Para saber mais acesse a tese de mestrado de Marton Maués, do Grupo de Palhaços Trovadores de Belém do Pará em http://www.bibliotecadigital.ufba.br/tde_busca/arquivo.php?codArquivo=1550.

Resgatando a história e a memória do Palhaço Alecrim




Resgatando um pouco da memória de minha família, resolvi pesquisar sobre meu tio Erasto Banhos, que foi um palhaço em Belém, o Palhaço Alecrim. Alegrava crianças e adultos, em festas, programas de rádio e TV. Não tive oportunidade de conviver com meu tio-palhaço, mas ouvi várias histórias lindas a seu respeito. E como comecei a adentrar o mundo mágico circense, como o Palhaço Ribeirinho, inicio meu mergulho em busca de minhas raízes mais profundas.
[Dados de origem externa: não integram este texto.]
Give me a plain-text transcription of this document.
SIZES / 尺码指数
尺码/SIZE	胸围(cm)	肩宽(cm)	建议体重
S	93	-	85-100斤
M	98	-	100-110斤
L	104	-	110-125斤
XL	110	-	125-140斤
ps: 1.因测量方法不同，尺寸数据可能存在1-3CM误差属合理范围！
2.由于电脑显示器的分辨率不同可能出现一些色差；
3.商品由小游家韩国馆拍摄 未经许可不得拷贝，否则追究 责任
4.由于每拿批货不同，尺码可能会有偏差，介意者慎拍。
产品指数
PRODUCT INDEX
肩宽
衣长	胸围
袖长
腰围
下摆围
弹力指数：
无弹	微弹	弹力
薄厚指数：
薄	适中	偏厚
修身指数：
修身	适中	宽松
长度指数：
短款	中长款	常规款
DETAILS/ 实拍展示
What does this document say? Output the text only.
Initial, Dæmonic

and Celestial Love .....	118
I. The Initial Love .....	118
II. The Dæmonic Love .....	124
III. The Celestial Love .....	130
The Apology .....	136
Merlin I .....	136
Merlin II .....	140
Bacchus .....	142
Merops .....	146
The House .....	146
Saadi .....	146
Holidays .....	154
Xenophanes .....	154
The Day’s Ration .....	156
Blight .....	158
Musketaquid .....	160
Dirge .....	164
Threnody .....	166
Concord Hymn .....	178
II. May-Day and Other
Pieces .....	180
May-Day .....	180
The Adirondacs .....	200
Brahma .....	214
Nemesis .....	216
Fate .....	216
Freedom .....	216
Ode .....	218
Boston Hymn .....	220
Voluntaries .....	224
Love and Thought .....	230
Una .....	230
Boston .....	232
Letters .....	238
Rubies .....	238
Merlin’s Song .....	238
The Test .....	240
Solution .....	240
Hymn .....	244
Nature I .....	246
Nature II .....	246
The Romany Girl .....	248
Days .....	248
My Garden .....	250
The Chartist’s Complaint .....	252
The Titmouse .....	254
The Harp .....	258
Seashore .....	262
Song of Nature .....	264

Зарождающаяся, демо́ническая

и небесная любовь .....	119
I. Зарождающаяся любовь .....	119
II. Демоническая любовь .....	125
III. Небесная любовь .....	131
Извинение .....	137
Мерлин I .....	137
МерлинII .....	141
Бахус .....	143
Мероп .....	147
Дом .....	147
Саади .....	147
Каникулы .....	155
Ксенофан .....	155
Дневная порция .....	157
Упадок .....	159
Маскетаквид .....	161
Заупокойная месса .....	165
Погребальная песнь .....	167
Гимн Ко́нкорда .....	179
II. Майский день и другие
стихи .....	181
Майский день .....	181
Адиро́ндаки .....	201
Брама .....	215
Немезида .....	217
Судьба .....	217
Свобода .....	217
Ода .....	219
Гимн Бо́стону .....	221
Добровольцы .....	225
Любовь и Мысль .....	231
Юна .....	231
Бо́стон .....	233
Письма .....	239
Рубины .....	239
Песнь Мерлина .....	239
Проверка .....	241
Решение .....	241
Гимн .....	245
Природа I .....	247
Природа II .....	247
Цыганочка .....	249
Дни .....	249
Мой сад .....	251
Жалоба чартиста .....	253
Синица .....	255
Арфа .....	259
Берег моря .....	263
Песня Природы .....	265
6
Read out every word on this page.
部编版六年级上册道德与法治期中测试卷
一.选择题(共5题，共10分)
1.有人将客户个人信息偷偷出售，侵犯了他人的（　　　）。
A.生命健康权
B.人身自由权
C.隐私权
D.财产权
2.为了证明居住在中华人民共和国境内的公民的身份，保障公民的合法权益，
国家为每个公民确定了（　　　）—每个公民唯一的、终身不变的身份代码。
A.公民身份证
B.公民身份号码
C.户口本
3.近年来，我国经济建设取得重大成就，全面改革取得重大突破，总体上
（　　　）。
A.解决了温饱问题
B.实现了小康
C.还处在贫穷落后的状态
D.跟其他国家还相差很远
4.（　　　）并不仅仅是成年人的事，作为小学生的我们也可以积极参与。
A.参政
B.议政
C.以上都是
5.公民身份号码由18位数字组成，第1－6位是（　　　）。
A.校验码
Aqui neste blog compartilharei todo o material que encontrar a respeito do Palhaço Alecrim, citando a fonte e contribuindo para tod@s aqueles que quiserem conhecer ou pesquisar sobre a vida deste Palhaço que tanto contribuiu para a educação e a alegria de crianças amazônidas, da década de 60 até o início dos anos 90.
Respeitável público, com vocês o grande Palhaço das águas, da beira do rio, Alecrim!!!